Welcome to The Lid, your afternoon dose of the 2016 ethos…Ted Cruz on Wednesday said the country needs a "commander-in-chief, not a Twitterer-in-chief," which begs the question: When will Americans be ready for a candidate who can tweet and lead at the same time?

'16 from 30,000

Though gone, the Republican candidates who have (or are expected to) exit the race since Iowa should not be forgotten. Maybe none of them has enough supporters up for grabs to sway the New Hampshire primary, but -- as we saw in Iowa on the Democratic side -- anything can happen. And the departures so far seem to be benefitting Ted Cruz the most. Having Mike Huckabee and (likely) Santorum out of the race helps him coalesce the evangelical wing of the party. And it helps more than just potentially gaining a few more percentage points in the polls. Each of the now ex-candidates have endorsements and infrastructure in South Carolina and Cruz could be the one those operatives turn to.

And then there's Rand Paul, who has occupied a unique lane this campaign. Republican operatives in the Granite State predicted to NBC's Hallie Jackson that the majority of Paul's infrastructure would probably end up with Cruz. Rubio and Trump are the other two most likely candidates to benefit from Paul's ground game in New Hampshire. And remember those debate clashes between Rubio and Cruz over surveillance?

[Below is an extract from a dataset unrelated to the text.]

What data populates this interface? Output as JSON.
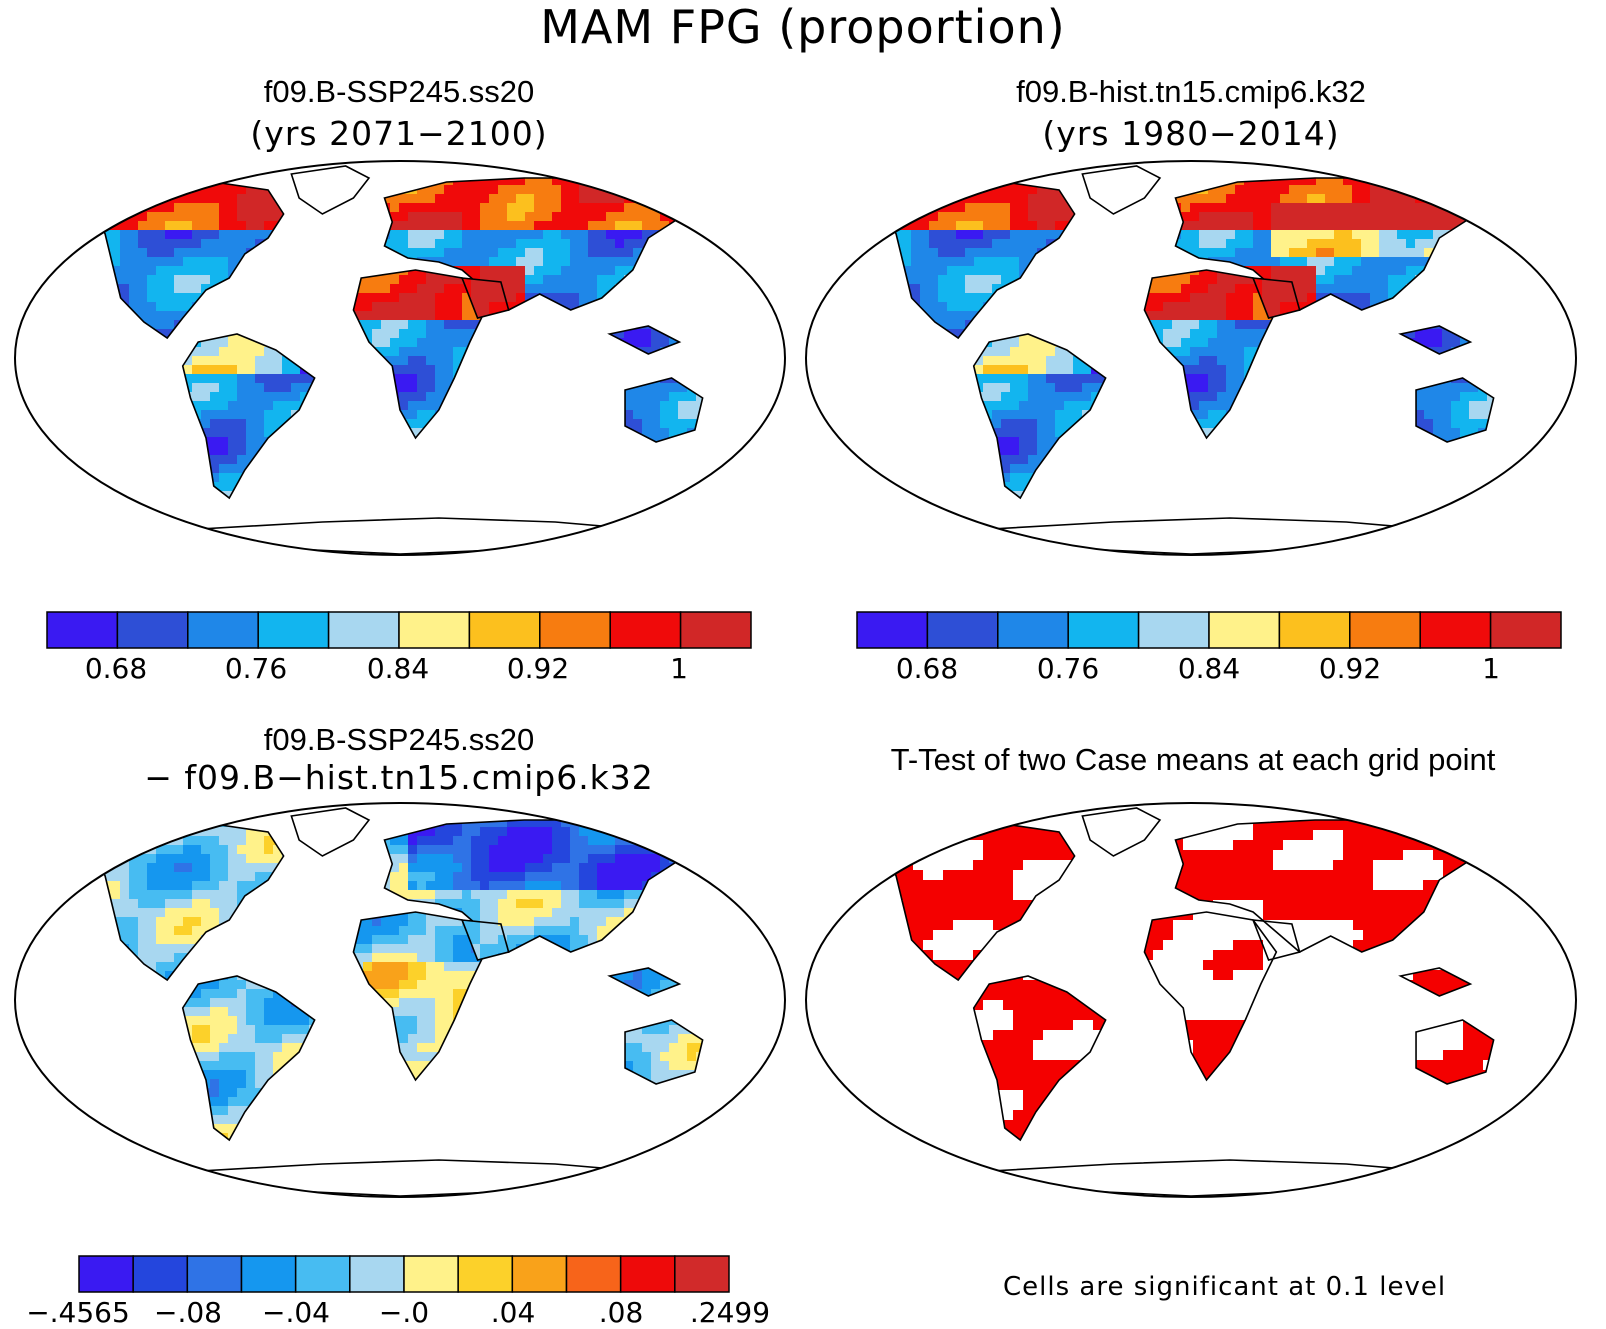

Well, Cruz actually comes down closer to Paul in those arguments over the NSA. But Paul's "outsidery" status could make Donald Trump an appealing alternative as well.

POPPING ON NBC POLITICS

FOR THE RECORD…

"Started out as 1 of 17 GOP Candidates, now with Rand Paul & Rick Santorum out, 1 or 9. #StillStanding"

  • Tweet from GOP presidential candidate Jim Gilmore. (And the typo is his, not ours.)

TOMORROW'S SKED

NBC News hosts an MSNBC Democratic candidate debate at the University of New Hampshire at 9:00 p.m.